Por mais que tenhamos a boa vontade de manter o sorriso, os olhos não mentem. Os olhos não traem.
Descobri a importância do olhar. É possível saber a vida de uma pessoa apenas olhando em seus olhos e, tenha certeza meu caro amigo leitor que, caso você aprenda a descobrir essa peculiaridade, terás um amigo para o resto da vida.
Ainda que estejamos aparentemente bem, os olhos insistirão em dizer o contrário e não é por mal. Eles tem vida própria, não conseguimos controlar essa autonomia que eles fazem questão de dizer que tem.
Já pedi socorro com os olhos, mas sem saber que nem todos poderiam enxergar minha alma como eu conseguia enxergar a dos outros.
Esse é um dom maldito que só os deprimidos tem: enxergar a tristeza oculta no olhar do outro.
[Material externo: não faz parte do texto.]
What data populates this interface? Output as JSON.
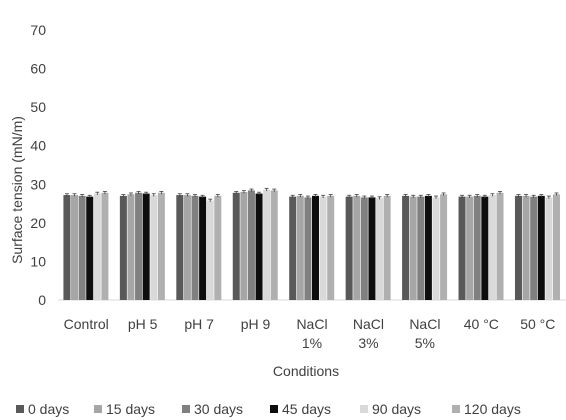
{
  "chart_data": {
    "type": "bar",
    "title": "",
    "xlabel": "Conditions",
    "ylabel": "Surface tension (mN/m)",
    "ylim": [
      0,
      70
    ],
    "yticks": [
      0,
      10,
      20,
      30,
      40,
      50,
      60,
      70
    ],
    "grid": false,
    "legend_position": "bottom",
    "categories": [
      [
        "Control"
      ],
      [
        "pH 5"
      ],
      [
        "pH 7"
      ],
      [
        "pH 9"
      ],
      [
        "NaCl",
        "1%"
      ],
      [
        "NaCl",
        "3%"
      ],
      [
        "NaCl",
        "5%"
      ],
      [
        "40 °C"
      ],
      [
        "50 °C"
      ]
    ],
    "series": [
      {
        "name": "0 days",
        "color": "#595959",
        "values": [
          27.2,
          27.0,
          27.2,
          27.8,
          26.8,
          26.8,
          27.0,
          26.8,
          27.0
        ]
      },
      {
        "name": "15 days",
        "color": "#a6a6a6",
        "values": [
          27.2,
          27.4,
          27.2,
          28.0,
          27.0,
          27.0,
          26.8,
          26.8,
          27.0
        ]
      },
      {
        "name": "30 days",
        "color": "#808080",
        "values": [
          27.0,
          27.8,
          27.0,
          28.4,
          26.6,
          26.6,
          26.8,
          27.0,
          26.8
        ]
      },
      {
        "name": "45 days",
        "color": "#0d0d0d",
        "values": [
          26.8,
          27.6,
          26.8,
          27.6,
          27.0,
          26.6,
          27.0,
          26.8,
          27.0
        ]
      },
      {
        "name": "90 days",
        "color": "#d9d9d9",
        "values": [
          27.6,
          27.2,
          25.8,
          28.6,
          26.8,
          26.4,
          26.6,
          27.2,
          26.6
        ]
      },
      {
        "name": "120 days",
        "color": "#b0b0b0",
        "values": [
          27.8,
          27.8,
          27.0,
          28.4,
          27.0,
          27.0,
          27.4,
          27.8,
          27.4
        ]
      }
    ]
  }
}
Eu trocaria esse dom por qualquer outro, de verdade. Até pelos mais fúteis. Na verdade eu trocaria meu cérebro pelo mais fútil dos cérebros, se houvesse a garantia de que ele viria sem esse “defeito infernal” que me acompanha há 34 anos.
 
Porém aprendi a tirar um lado bom (se é que é possível) disso tudo: tento ajudar na medida do possível, utilizando esse dom desgraçado que me foi conferido. Tento ouvir, compreender, aconselhar.
 
Tenham certeza que minha vida se tornou muito menos indesejável depois que aprendi a ajudar.